On 4/14/06, Erik Moeller <eloquence(a)gmail.com> wrote:
On 4/13/06, Gregory Maxwell <gmaxwell(a)gmail.com>
wrote:
AFAIR, most string matches in mysql are case
insensitive, which would
mean that we could have indexed case insensitive matches quickly...
but I'm guessing that our use of binary fields for titles (which is
required because no version of mysql has complete UTF-8 support) most
likely breaks that.
Yes, they are, and yes, it does. Could someone explain what the exact
reason is that we're using varchar binary in MediaWiki for page
titles? I've been using regular varchars for my WiktionaryZ tables,
and so far it seems to work fine with UTF-8. Where exactly does a
non-binary varchar break?
[snip]
Might it make sense to use non-binary strings and use
binary
comparisons instead where case-sensitivity is required?
It is my understanding that MySQL doesn't correctly handle UTF-8 where
the characters are outside of the basic multilingual plane (BMP).
These are the characters which can not be represented by UCS-16 (i.e.
more then two bytes in the UTF-16 representation) and this includes a
number of characters which are required for complete support of some
asian languages.
I'm not sure how it fails (does it munge, or warn, .. since it's mysql
I'm sure it doesn't reject bad data...), since I haven't tried it
personally but thats where I understood the current issue was.

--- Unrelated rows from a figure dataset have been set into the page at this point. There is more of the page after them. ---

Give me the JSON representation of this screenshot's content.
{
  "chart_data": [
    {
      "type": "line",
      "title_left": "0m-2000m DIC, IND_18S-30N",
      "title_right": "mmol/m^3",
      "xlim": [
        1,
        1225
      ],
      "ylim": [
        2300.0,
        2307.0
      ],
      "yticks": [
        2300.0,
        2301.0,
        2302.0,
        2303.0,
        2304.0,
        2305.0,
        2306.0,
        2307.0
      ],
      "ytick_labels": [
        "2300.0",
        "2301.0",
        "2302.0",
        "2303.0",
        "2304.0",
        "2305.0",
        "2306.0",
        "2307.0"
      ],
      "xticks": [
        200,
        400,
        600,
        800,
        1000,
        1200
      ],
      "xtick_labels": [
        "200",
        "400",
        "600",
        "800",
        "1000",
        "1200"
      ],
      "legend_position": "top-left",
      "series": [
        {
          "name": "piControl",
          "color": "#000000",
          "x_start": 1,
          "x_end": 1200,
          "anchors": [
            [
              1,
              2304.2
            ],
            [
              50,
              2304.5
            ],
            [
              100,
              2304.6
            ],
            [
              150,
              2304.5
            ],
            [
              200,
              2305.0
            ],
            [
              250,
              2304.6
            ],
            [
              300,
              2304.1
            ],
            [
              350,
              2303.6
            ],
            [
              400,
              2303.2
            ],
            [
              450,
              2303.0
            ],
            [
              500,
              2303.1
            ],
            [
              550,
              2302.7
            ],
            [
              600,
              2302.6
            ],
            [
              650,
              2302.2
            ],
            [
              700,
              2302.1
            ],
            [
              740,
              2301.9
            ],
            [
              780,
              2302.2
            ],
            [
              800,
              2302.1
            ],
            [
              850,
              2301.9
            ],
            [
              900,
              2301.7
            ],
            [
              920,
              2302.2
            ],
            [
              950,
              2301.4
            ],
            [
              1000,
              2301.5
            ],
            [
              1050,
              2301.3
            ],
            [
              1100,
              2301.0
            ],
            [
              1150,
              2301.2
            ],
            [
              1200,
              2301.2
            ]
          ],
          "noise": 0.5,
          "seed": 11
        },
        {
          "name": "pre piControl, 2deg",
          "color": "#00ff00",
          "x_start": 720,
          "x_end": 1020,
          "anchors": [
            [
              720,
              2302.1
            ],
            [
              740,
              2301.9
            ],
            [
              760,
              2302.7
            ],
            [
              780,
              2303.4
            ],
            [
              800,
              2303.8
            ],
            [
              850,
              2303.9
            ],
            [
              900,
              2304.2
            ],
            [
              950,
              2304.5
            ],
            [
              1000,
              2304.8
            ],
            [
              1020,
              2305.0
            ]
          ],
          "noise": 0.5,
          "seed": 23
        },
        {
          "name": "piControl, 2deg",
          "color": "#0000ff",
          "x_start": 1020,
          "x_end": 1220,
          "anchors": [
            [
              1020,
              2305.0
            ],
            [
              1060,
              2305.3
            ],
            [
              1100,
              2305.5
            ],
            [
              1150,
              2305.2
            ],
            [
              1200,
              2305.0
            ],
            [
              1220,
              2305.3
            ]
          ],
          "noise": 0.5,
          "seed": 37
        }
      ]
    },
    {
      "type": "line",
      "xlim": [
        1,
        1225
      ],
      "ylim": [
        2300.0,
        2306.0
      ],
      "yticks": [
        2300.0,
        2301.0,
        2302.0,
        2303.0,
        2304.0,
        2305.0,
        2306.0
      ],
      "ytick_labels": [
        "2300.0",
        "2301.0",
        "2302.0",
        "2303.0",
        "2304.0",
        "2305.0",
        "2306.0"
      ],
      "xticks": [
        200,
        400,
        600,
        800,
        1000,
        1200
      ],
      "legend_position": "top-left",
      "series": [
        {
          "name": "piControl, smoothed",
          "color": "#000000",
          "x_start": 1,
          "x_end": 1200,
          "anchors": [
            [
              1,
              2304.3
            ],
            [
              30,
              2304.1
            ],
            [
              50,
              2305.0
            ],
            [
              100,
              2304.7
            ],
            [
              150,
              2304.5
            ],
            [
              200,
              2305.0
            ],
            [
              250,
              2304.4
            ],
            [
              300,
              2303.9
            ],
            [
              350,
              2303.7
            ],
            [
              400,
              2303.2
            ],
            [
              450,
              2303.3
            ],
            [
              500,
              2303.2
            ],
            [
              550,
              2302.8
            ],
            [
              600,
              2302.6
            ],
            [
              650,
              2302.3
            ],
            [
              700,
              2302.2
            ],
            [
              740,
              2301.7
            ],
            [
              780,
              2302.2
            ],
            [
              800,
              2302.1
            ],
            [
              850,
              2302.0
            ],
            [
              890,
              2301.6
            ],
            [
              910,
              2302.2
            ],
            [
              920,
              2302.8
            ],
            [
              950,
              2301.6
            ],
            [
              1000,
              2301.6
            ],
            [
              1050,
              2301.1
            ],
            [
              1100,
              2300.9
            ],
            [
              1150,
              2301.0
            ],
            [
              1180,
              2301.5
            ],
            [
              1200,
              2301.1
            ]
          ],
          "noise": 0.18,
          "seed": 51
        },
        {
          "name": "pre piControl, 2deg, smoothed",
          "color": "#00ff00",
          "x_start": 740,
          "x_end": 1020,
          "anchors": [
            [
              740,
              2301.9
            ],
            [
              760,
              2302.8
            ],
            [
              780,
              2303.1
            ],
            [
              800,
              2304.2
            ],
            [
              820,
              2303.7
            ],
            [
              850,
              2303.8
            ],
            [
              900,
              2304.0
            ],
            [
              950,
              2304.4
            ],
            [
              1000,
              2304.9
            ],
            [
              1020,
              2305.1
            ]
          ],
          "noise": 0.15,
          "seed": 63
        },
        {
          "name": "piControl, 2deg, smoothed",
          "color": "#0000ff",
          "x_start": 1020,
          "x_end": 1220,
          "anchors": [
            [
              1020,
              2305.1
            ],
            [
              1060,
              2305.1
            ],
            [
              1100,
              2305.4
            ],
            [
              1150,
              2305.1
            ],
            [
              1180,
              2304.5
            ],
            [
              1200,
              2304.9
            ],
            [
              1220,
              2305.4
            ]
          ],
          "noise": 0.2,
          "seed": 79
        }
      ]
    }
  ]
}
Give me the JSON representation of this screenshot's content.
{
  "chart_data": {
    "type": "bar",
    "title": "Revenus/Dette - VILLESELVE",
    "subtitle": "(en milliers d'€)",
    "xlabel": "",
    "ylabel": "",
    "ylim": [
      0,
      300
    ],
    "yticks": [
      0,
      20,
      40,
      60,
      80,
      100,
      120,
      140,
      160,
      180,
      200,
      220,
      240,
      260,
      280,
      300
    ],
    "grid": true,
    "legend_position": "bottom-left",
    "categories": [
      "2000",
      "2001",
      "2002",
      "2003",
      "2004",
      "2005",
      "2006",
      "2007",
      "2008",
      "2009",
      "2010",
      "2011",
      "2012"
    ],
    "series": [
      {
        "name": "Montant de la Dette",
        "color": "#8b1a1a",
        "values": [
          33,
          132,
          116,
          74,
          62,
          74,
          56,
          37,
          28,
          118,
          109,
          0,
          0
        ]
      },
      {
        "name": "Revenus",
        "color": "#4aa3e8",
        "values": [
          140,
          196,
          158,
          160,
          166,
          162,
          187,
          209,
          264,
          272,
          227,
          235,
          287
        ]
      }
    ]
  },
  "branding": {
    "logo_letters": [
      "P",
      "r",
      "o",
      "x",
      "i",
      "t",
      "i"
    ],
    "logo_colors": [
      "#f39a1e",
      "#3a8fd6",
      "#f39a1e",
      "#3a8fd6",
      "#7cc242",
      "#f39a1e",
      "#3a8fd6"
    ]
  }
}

PostgreSQL had simmlar issues with non-bmp characters until version 8
(prior to version 8, PG would reject inserts with most non-bmp
characters as invalid).
There are other issues as well.. for example, last I checked on enwiki
there were some titles (and page/image links) which contained
completely invalid characters... (back from when enwiki was latin1 and
more permissive about binary input not so long ago). I see that a
number of bad pages have been moved to broken/whatever .. so perhaps
thats been cleaned up. ... a switch to utf-8 might potentially run
into problems with this pages, depending on how strict mysqls input
validation is (historically not strict at all... but...), I know it's
always caused me troubles importing into postgresql (because in PG I
don't use binary fields for mediawiki imported data, and PG's input
validation is fairly strict).